Dying of their disease
So, what can doctors do when a patient says they want to die?
Regardless of whether or not euthanasia is an option, Prof Finlay pointed out that doctors must listen to why a patient wants to die.
"You can ask, what is making today terrible? What can we do to improve today?
"And in all my years of working, it is always never more drugs. It is usually something else you can do."
She shared the story of a terminal patient on a ventilator who wanted to die, but whose root problem turned out to be her distress at feeling so unfeminine.
Once the nurses helped her freshen up, put on make-up and do up her hair, she was positive, saying, "I feel like a woman again."
"The subliminal message is that 'you are worth us working hard to improve things'," said Prof Finlay.

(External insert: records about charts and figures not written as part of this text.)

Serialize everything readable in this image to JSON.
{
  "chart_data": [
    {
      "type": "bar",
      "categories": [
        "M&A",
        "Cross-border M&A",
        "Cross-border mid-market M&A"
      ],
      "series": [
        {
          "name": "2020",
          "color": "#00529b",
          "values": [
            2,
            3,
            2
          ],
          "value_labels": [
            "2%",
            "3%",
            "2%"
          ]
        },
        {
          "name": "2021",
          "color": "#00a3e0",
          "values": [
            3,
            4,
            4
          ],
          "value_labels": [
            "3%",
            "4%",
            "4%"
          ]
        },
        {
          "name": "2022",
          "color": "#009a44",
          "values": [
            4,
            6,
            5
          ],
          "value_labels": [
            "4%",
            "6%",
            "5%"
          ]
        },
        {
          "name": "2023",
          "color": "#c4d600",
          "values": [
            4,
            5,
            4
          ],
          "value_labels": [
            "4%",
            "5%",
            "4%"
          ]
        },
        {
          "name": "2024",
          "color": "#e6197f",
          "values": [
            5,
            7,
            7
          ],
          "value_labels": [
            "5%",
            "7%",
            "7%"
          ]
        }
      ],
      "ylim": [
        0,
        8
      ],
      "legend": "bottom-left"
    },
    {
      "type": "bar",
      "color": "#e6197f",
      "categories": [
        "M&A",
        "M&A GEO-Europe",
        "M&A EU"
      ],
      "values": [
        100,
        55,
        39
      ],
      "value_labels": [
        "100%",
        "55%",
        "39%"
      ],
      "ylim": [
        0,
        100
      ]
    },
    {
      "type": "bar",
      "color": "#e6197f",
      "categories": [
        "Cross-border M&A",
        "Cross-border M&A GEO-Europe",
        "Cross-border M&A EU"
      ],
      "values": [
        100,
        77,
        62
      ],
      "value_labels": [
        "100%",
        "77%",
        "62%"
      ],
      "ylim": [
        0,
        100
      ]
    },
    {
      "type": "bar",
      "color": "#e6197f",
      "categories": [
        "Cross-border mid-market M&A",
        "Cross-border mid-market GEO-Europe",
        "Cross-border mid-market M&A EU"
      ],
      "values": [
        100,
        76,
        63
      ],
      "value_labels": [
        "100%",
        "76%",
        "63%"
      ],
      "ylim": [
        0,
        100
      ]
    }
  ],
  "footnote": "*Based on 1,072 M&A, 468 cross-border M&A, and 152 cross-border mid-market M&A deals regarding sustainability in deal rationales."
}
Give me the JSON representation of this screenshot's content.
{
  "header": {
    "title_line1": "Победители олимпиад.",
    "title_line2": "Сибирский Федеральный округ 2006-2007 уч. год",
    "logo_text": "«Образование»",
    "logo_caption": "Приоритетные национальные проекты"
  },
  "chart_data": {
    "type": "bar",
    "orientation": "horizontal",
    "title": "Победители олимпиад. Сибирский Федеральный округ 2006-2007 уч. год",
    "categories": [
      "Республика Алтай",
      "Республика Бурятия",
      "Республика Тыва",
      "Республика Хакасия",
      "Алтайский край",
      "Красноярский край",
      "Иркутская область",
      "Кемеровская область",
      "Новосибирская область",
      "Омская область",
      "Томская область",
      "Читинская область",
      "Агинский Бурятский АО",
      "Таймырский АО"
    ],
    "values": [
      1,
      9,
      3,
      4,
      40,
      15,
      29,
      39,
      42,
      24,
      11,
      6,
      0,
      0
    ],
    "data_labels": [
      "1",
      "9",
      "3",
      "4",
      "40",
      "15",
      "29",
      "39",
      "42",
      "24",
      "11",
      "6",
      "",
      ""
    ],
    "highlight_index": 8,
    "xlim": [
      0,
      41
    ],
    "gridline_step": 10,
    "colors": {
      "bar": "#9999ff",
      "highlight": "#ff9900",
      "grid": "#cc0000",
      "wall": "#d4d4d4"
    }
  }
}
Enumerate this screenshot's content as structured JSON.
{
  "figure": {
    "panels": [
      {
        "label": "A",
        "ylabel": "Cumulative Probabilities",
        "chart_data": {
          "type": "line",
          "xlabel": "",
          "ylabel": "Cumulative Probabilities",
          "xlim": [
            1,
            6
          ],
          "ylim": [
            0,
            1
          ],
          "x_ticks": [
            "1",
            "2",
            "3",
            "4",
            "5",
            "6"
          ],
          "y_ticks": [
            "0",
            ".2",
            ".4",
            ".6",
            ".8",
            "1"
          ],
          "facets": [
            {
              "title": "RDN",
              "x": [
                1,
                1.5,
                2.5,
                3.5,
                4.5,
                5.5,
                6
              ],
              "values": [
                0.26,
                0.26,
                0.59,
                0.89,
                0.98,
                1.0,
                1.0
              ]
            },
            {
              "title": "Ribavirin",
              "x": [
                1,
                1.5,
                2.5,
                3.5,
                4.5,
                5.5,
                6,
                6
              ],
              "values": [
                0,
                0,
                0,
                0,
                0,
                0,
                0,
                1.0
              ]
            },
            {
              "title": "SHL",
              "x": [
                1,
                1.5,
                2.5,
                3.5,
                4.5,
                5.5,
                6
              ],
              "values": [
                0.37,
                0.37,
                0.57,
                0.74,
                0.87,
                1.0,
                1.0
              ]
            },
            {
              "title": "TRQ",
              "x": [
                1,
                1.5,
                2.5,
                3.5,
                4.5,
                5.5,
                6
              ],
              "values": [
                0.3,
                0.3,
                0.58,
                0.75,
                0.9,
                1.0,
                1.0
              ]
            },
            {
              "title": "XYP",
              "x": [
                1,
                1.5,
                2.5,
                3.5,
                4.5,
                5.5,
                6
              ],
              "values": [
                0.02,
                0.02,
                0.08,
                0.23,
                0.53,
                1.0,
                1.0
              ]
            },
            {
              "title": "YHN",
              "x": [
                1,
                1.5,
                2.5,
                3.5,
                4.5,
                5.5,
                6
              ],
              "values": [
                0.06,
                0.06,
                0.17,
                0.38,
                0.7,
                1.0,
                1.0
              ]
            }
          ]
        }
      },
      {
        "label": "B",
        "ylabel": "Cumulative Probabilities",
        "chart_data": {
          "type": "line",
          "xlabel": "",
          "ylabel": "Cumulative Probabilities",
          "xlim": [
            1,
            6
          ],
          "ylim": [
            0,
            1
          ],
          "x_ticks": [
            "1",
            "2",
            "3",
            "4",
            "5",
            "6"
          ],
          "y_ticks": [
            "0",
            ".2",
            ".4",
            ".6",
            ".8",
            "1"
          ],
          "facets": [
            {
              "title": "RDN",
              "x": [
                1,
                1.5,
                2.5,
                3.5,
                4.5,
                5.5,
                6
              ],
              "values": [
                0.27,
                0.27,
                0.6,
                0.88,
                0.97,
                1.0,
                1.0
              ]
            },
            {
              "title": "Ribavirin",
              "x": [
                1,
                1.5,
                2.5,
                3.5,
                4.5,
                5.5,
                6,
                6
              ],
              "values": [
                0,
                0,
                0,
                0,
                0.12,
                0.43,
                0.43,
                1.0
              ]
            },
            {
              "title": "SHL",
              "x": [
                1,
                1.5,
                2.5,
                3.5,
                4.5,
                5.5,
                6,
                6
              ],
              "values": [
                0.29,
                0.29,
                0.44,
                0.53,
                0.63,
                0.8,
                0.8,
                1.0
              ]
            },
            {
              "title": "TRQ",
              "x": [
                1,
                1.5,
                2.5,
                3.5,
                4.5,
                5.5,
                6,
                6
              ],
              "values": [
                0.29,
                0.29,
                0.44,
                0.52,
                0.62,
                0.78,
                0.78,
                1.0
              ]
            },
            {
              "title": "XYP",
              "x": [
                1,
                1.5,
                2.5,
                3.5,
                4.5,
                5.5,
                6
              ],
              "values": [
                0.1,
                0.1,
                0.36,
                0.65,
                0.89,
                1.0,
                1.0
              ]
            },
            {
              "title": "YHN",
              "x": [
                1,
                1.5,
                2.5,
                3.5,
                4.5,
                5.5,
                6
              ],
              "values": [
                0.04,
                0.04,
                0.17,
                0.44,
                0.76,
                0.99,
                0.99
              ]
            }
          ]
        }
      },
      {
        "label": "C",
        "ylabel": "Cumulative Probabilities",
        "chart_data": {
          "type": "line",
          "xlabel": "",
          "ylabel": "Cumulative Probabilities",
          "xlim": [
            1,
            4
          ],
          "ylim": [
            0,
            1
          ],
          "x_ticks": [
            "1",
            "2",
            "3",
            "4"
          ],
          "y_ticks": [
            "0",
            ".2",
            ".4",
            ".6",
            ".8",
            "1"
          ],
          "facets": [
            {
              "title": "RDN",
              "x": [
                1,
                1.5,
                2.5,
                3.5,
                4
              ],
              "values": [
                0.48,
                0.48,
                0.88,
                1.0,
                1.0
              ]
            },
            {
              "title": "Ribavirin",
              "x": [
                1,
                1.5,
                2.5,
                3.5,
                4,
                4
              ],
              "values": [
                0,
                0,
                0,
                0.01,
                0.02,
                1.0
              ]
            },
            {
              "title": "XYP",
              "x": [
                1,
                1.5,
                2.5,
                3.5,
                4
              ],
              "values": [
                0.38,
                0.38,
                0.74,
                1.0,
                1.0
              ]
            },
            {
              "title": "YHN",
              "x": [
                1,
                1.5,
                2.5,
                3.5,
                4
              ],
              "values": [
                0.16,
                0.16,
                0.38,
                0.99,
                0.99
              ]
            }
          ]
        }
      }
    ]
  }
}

She also addressed the question of whether or not a doctor is killing a patient by stopping treatment.
"If the treatment is helping and achieving therapy goals, then carry on with it.
"But if it isn't, stop it. It's a waste of resources, and a burden on the patient and everyone around."
Sometimes, the patient will actually feel better after treatment is stopped, as the side effects are killing them faster than the disease. As Prof Finlay observed: "A diet of useless tablets is not good."
She said: "Of course, we should agonise over this decision. But if nothing is working and the best thing to do is to stop treatment, then it is really important to be clear, patients die of their disease.
"When you stop treatment, you are not killing them, they are dying of their disease - and they still need excellent care."